Pada aspek pengawasan anggaran skor yang diperoleh Indonesia sangat tinggi yaitu 82. Skor tersebut menunjukkan pengawasan anggaran nasional di Indonesia telah masuk dalam kategori memadai yang merupakan kategori tertinggi pada aspek ini.
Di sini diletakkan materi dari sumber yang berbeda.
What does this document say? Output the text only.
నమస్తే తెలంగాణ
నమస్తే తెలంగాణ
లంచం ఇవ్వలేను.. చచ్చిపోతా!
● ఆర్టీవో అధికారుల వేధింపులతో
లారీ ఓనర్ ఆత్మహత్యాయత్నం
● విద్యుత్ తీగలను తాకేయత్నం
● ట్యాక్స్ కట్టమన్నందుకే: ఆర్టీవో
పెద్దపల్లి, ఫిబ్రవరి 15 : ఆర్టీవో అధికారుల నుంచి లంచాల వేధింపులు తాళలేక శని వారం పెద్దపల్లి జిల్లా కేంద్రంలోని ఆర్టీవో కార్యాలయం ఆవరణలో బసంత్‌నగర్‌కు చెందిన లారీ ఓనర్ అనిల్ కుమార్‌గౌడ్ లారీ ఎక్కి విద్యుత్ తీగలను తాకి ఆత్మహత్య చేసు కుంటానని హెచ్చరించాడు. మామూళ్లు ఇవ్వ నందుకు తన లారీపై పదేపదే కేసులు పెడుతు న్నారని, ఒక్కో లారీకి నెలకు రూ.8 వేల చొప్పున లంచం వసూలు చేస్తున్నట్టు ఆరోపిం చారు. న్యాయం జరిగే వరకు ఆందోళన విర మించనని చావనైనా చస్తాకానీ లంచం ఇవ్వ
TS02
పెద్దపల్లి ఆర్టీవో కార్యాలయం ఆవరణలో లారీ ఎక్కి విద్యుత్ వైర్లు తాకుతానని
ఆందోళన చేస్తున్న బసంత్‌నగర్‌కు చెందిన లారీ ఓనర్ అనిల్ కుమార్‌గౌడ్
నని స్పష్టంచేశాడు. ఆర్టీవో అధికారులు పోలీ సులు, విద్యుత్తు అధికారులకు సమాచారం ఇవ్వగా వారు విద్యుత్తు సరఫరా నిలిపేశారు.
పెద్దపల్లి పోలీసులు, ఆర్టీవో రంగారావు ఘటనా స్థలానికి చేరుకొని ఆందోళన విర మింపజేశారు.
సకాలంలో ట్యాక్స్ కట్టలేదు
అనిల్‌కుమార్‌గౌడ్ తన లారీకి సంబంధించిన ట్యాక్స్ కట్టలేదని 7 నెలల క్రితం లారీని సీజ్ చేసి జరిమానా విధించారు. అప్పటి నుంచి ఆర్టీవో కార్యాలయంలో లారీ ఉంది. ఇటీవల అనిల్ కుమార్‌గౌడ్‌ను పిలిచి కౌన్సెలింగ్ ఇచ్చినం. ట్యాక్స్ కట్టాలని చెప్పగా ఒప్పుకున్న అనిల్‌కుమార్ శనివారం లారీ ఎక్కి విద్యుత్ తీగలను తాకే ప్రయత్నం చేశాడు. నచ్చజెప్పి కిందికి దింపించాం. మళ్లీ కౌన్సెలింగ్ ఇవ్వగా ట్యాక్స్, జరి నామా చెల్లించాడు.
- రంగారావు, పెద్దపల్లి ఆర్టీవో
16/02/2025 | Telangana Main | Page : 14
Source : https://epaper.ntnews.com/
Skor ini diperoleh dari dua sub-kategori yaitu pengawasan melalui lembaga legislatif 83, dan pengawasan oleh lembaga auditor 78.
Kebijakan Anggaran Di Tengah COVID-19
Senior Direktur Kebijakan IBP, Vivek Ramkumar mengatakan bahwa temuan OBS dapat dikaitkan dengan kondisi kebijakan selama masa pandemi COVID-19. Menurutnya, pemerintah cenderung lebih terbuka pada proses perencanaan anggaran, tetapi pada tahap pelaksanaan mulai berkurang.
“Pemerintah lebih transparan dalam tahap perencanaan anggaran daripada pada tahap pelaksanaan, hal ini membuat belanja darurat untuk COVID-19 menjadi lebih sulit untuk dilacak”. Kata Vivek Ramkumar.
Oleh karena itu, ia memberika lima langkah sebagai kiat untuk mengurangi resiko salah kelola anggaran COVID-19. Pertama, publikasikan data anggaran darurat COVID-19; Kedua, lakukan pemeriksaan mendadak untuk memastikan dana darurat COVID19 menyasar pada penerima manfaat yang dituju secara tepat, dan memastikan adanya umpan balik dari publik tentang kendala dalam mengakses dana tersebut.
“Langkah ketiga, buka sepenuhnya dana dana khusus yang disalurkan untuk membiayai belanja darurat COVID-19”. Tutur Vivek.
Langkah keempat adalah melakukan audit dan menerbitkan laporan, dengan bantuan dari organisasi masyarakat sipil sesuai kebutuhan. Dan langkah kelima yaitu membuka secara transparan hutang baru yang timbul untuk membiayai penanganan COVID-19, termasuk dari mana saja asalnya.